El gas natural es una mezcla de gases de hidrocarburos ligeros, predominantemente metano (CH4). El gas natural también contiene hidrocarburos como el etano y el propano y otros gases como el nitrógeno, el helio, el dióxido de carbono, el sulfuro de hidrógeno y el vapor de agua.

Las cantidades de estos diversos compuestos pueden variar considerablemente según la fuente y la cantidad de procesamiento que el gas haya recibido. El porcentaje de metano en el gas natural suele oscilar entre el 83% y el 99%. El segundo componente más común es el etano (C2H6), que puede oscilar entre el 1% y el 13%.

Procesamiento y uso del gas natural

Hasta hace poco, solo escuchábamos hablar de gas natural para usos de otro tipo a los que tratamos aquí. Los usos residenciales del gas natural incluyen cocinar, calentar hogares y generar electricidad, mientras que los usos comerciales del gas natural incluyen calefacción, generar electricidad, fabricar productos como fertilizantes, pinturas y medicamentos… Como combustible de vehículos de corta o larga distancia, especialmente camiones por sus ventajas en cuanto a autonomía y rendimiento.
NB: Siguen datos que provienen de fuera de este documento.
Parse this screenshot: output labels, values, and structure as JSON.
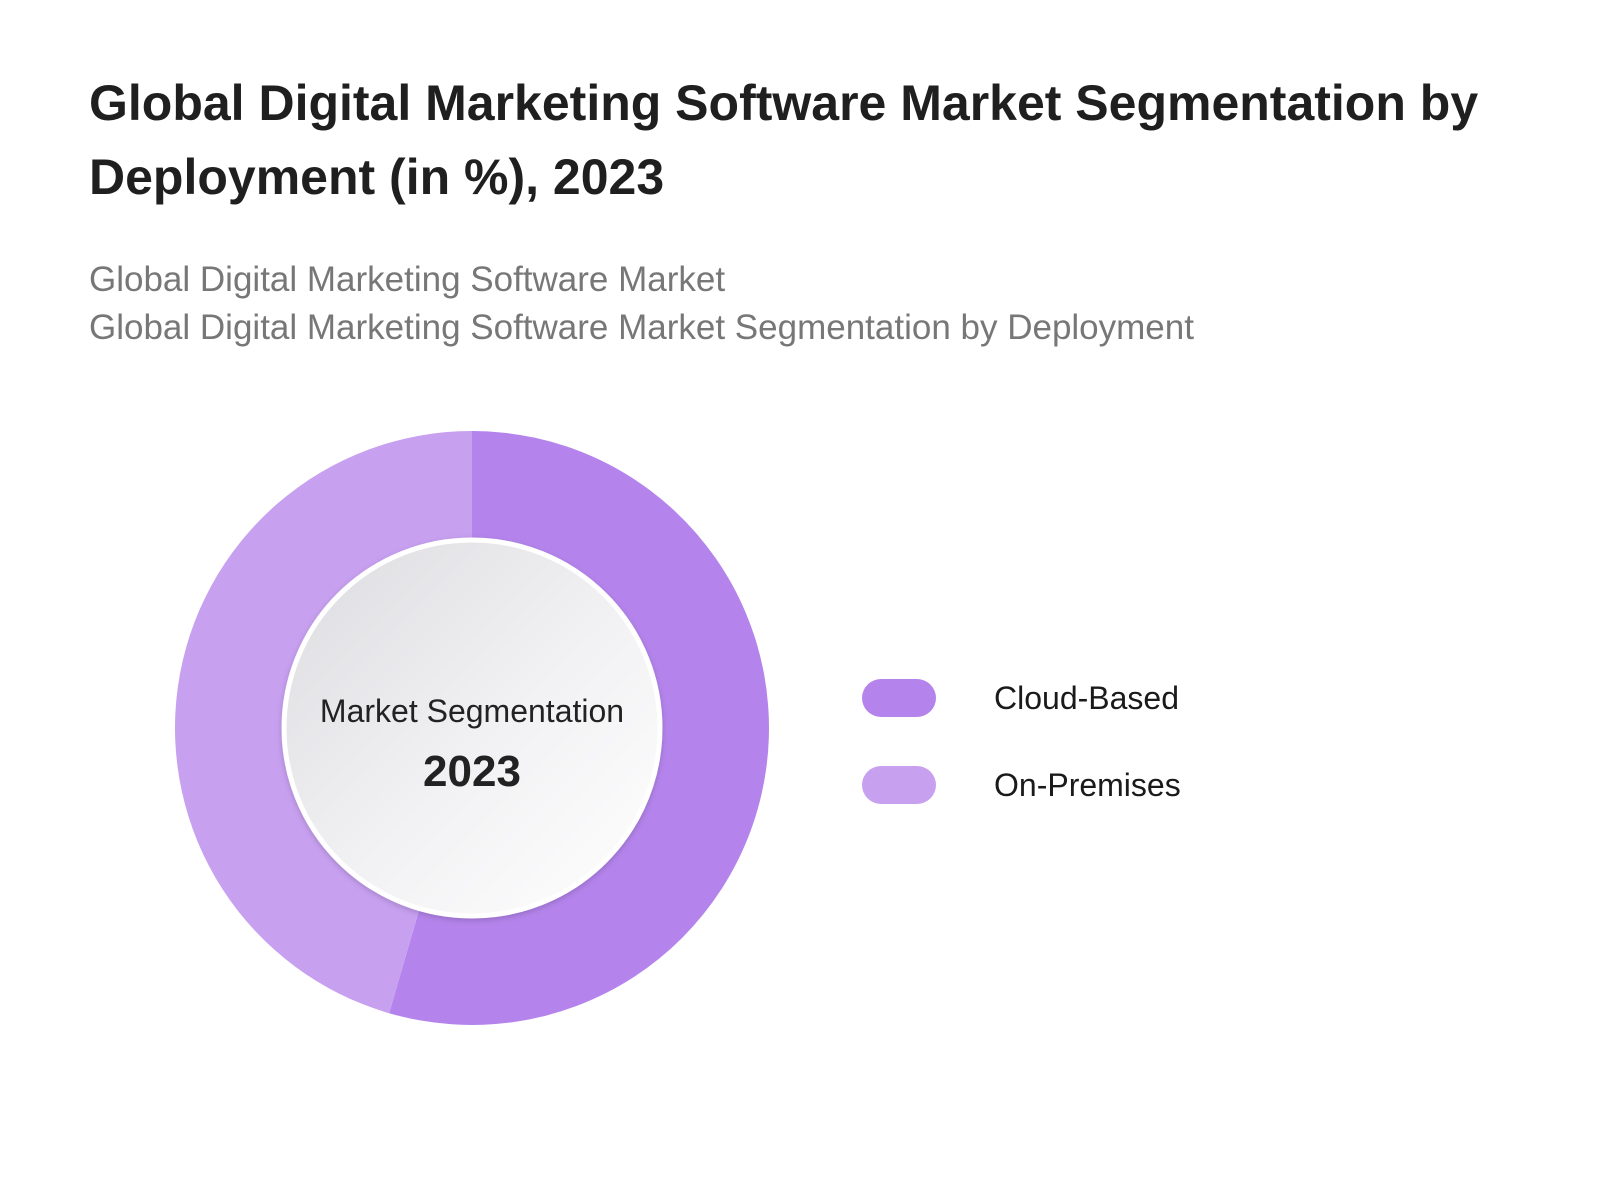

Este último uso es cada vez más habitual y se ha ido extendiendo en España y muchos otros países.

Cuando se utiliza como combustible de transporte, el gas natural se puede almacenar a bordo del vehículo como gas natural comprimido o como gas natural licuado, que es el GNL. El comprimido es la forma más prevalente, pero el licuado está viendo un mayor uso en aplicaciones de vehículos pesados, principalmente debido a su densidad de energía significativamente mayor.

¿Qué es el GNL? El GNL es un gas natural que se ha enfriado a –162° C, cambiándolo de un gas a un líquido que es 600 veces menor que su volumen en estado gaseoso. Esta reducción drástica permite que se envíe de manera segura y eficiente a bordo de buques de GNL especialmente diseñados para ello.  

El gas natural es el combustible fósil que deja una menor huella ambiental. Además, cuando se producen fugas, se disipa en el aire generando una emisión de CO2 de un 20-30% menor que otros combustibles tradicionales.